De nueve a diez: saldré de mi aposento por un jarro de agua y tomaré algún
alivio moderado y decente. De diez a doce: oración mental. De doce a una:
lección en algún libro de vidas de santos y rezaré maitines. De una a cuatro:
dormiré; los viernes, en mi cruz; las demás noches, en mi escalera; antes de
acostarme tomaré disciplina. Los lunes, miércoles y viernes, los advientos y
cuaresmas, desde las diez a las doce, la oración la tendré en cruz. Los
viernes, garbanzos en los pies y una corona de cardos me pondré, y seis
cilicios de cardos. Ayunaré sin comer toda la semana; los domingos comeré una
onza de pan. Y todos los días comenzaré con la gracia de Dios».
«Esta regla de vida,
asombrosa por su austeridad y oración, Mariana la guardó desde los doce años»,
estrechándola aún más en los últimos siete de su vida ( Amigó Jansen, Año
cristiano 453). Por consejo de los jesuitas que la atendían, se hizo terciaria
franciscana, pues no había en la Compañía orden tercera. Sus abstinencias y
ayunos eran prodigiosos, y según un testigo, «se ejercitó cuanto pudo y
permitía su condición en obras de caridad espirituales y corporales en
beneficio de los prójimos, deseando viviesen todos en el temor y servicio de
Dios; y para el efecto diera su vida».
La dió, efectivamente,
en 1645, cuando hubo en Quito terremotos y epidemias, y ella, conmovida por los
sufrimientos de su pueblo, se ofreció al Señor como víctima.
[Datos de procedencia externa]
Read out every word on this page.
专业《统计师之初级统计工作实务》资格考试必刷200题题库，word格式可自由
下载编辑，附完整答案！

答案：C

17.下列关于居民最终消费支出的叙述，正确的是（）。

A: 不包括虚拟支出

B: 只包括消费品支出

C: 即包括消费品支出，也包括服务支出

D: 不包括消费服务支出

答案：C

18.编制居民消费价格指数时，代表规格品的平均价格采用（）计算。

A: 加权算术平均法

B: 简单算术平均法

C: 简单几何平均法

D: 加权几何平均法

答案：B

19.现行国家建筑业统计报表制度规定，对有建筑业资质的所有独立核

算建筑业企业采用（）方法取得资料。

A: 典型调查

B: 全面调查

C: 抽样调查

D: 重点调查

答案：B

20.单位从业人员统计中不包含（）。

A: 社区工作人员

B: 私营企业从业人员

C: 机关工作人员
Nada más realizado
en la iglesia este ofrecimiento, se sintió gravemente enferma. Apenas pudo
llegar a casa por su pie, recibió los sacramentos y expiró. Tenía veintiséis
años de edad. El amor y la devoción de los quiteños y ecuatorianos la envolvió
para siempre, y en 1946 la Asamblea Constituyente de su nación la nombró
«heroína de la Patria». Beatificada en 1853, fue canonizada por Pío XII en
1950.
Lima, Ciudad de Santos
Lima, la Ciudad de los
Reyes, un siglo después de su fundación (1535), ya pudo mejor llamarse la
Ciudad de los Santos, pues asistió en cuarenta años a la muerte de cinco
santos: el arzobispo Mogrevejo (1606), el franciscano Francisco Solano (1610),
y los tres santos de la familia dominicana, Rosa (1617), Martín (1639) y Juan
Macías (1645).
Estos santos, y tantos otros, como Mariana de Jesús o la dominica sierva de Dios, Ana de los Angeles Monteagudo (1606-1686), peruana de Arequipa, son quienes, con otros muchos buenos cristianos religiosos o seglares, escribieron el Evangelio en el corazón de la América hispana meridional.